Si l’on ne déconstruit pas cet imaginaire autour du désir plus incoercible des hommes, le discours sur la nécessaire égalité des sexes risque de rester impuissant face à la force de tels schémas de représentations.
Une réciprocité irrésistible
Pour cette raison, et pour d’autres, l’auteure est soucieuse de ne pas verser dans l’injonction inverse (ne surtout pas « allumer ») : il faut que les femmes « se réapproprient leur corps dans sa pleine unité, sans dissociation, avec un plein droit à initier la séduction, à désirer – sans que les hommes craignent de se faire éteindre.
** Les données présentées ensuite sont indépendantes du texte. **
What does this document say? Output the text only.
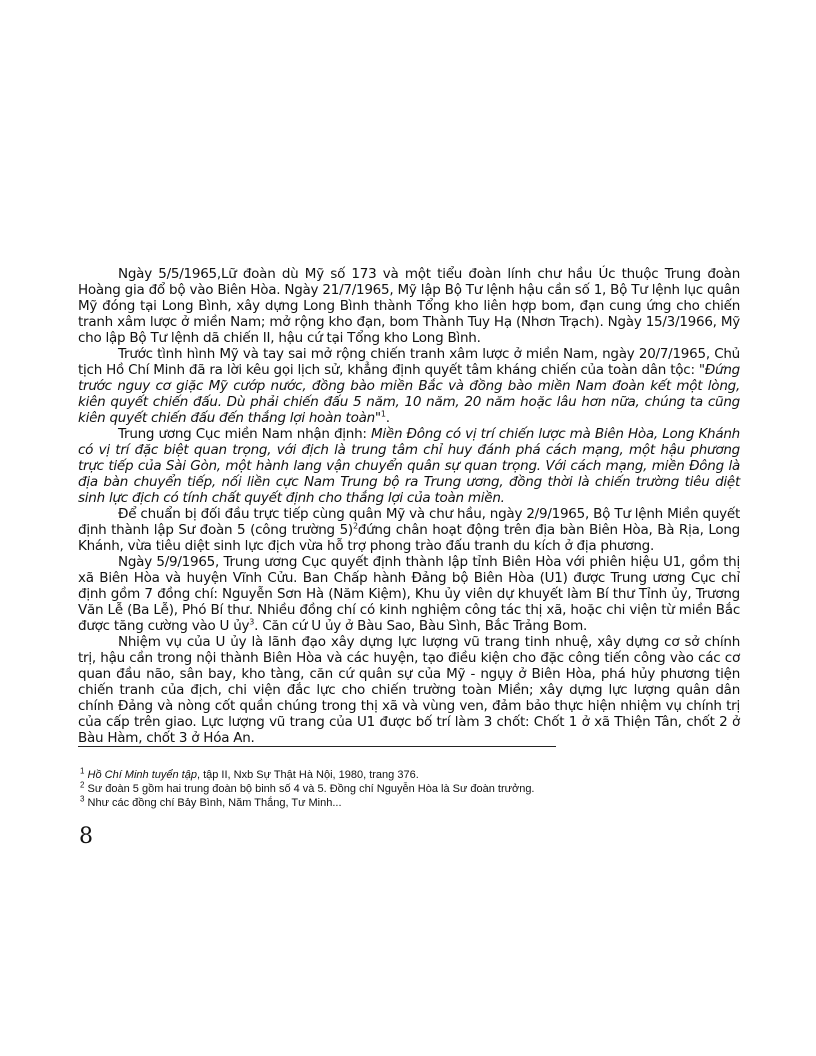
Ngày 5/5/1965,Lữ đoàn dù Mỹ số 173 và một tiểu đoàn lính chư hầu Úc thuộc Trung đoàn Hoàng gia đổ bộ vào Biên Hòa. Ngày 21/7/1965, Mỹ lập Bộ Tư lệnh hậu cần số 1, Bộ Tư lệnh lục quân Mỹ đóng tại Long Bình, xây dựng Long Bình thành Tổng kho liên hợp bom, đạn cung ứng cho chiến tranh xâm lược ở miền Nam; mở rộng kho đạn, bom Thành Tuy Hạ (Nhơn Trạch). Ngày 15/3/1966, Mỹ cho lập Bộ Tư lệnh dã chiến II, hậu cứ tại Tổng kho Long Bình.

Trước tình hình Mỹ và tay sai mở rộng chiến tranh xâm lược ở miền Nam, ngày 20/7/1965, Chủ tịch Hồ Chí Minh đã ra lời kêu gọi lịch sử, khẳng định quyết tâm kháng chiến của toàn dân tộc: "Đứng trước nguy cơ giặc Mỹ cướp nước, đồng bào miền Bắc và đồng bào miền Nam đoàn kết một lòng, kiên quyết chiến đấu. Dù phải chiến đấu 5 năm, 10 năm, 20 năm hoặc lâu hơn nữa, chúng ta cũng kiên quyết chiến đấu đến thắng lợi hoàn toàn"$^1$.

Trung ương Cục miền Nam nhận định: Miền Đông có vị trí chiến lược mà Biên Hòa, Long Khánh có vị trí đặc biệt quan trọng, với địch là trung tâm chỉ huy đánh phá cách mạng, một hậu phương trực tiếp của Sài Gòn, một hành lang vận chuyển quân sự quan trọng. Với cách mạng, miền Đông là địa bàn chuyển tiếp, nối liền cực Nam Trung bộ ra Trung ương, đồng thời là chiến trường tiêu diệt sinh lực địch có tính chất quyết định cho thắng lợi của toàn miền.

Để chuẩn bị đối đầu trực tiếp cùng quân Mỹ và chư hầu, ngày 2/9/1965, Bộ Tư lệnh Miền quyết định thành lập Sư đoàn 5 (công trường 5)$^2$đứng chân hoạt động trên địa bàn Biên Hòa, Bà Rịa, Long Khánh, vừa tiêu diệt sinh lực địch vừa hỗ trợ phong trào đấu tranh du kích ở địa phương.

Ngày 5/9/1965, Trung ương Cục quyết định thành lập tỉnh Biên Hòa với phiên hiệu U1, gồm thị xã Biên Hòa và huyện Vĩnh Cửu. Ban Chấp hành Đảng bộ Biên Hòa (U1) được Trung ương Cục chỉ định gồm 7 đồng chí: Nguyễn Sơn Hà (Năm Kiệm), Khu ủy viên dự khuyết làm Bí thư Tỉnh ủy, Trương Văn Lễ (Ba Lễ), Phó Bí thư. Nhiều đồng chí có kinh nghiệm công tác thị xã, hoặc chi viện từ miền Bắc được tăng cường vào U ủy$^3$. Căn cứ U ủy ở Bàu Sao, Bàu Sình, Bắc Trảng Bom.

Nhiệm vụ của U ủy là lãnh đạo xây dựng lực lượng vũ trang tinh nhuệ, xây dựng cơ sở chính trị, hậu cần trong nội thành Biên Hòa và các huyện, tạo điều kiện cho đặc công tiến công vào các cơ quan đầu não, sân bay, kho tàng, căn cứ quân sự của Mỹ - ngụy ở Biên Hòa, phá hủy phương tiện chiến tranh của địch, chi viện đắc lực cho chiến trường toàn Miền; xây dựng lực lượng quân dân chính Đảng và nòng cốt quần chúng trong thị xã và vùng ven, đảm bảo thực hiện nhiệm vụ chính trị của cấp trên giao. Lực lượng vũ trang của U1 được bố trí làm 3 chốt: Chốt 1 ở xã Thiện Tân, chốt 2 ở Bàu Hàm, chốt 3 ở Hóa An.

$^1$ Hồ Chí Minh tuyển tập, tập II, Nxb Sự Thật Hà Nội, 1980, trang 376.
$^2$ Sư đoàn 5 gồm hai trung đoàn bộ binh số 4 và 5. Đồng chí Nguyễn Hòa là Sư đoàn trưởng.
$^3$ Như các đồng chí Bảy Bình, Năm Thắng, Tư Minh...
8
Allumons le feu ! » (p. 147)
D’où titre de la quatrième partie : « La déprise : oser allumer. » Renoncer à la séduction est une impasse, comme le montrent les mouvements féministes des années 1970 qui formaient de grandes poubelles dans lesquelles des femmes jetaient différents objets de séduction perçus comme aliénants, soutien-gorge, bas résille, talons, pour en faire de grands feux (encore le feu !).
Mais alors, est-il possible de souhaiter allumer tout en refusant l’aliénation ? Que faire des modes de séduction qui jouent sur des codes de domination ? Faut-il les bannir ? Un désir libre et non aliéné, qui permettrait de souhaiter être vue, entendue, touchée, de souhaiter séduire et être séduire, sans intérioriser la domination, est-ce concevable ? Oui, et l’auteure montre comment (indice : il y a encore du travail !).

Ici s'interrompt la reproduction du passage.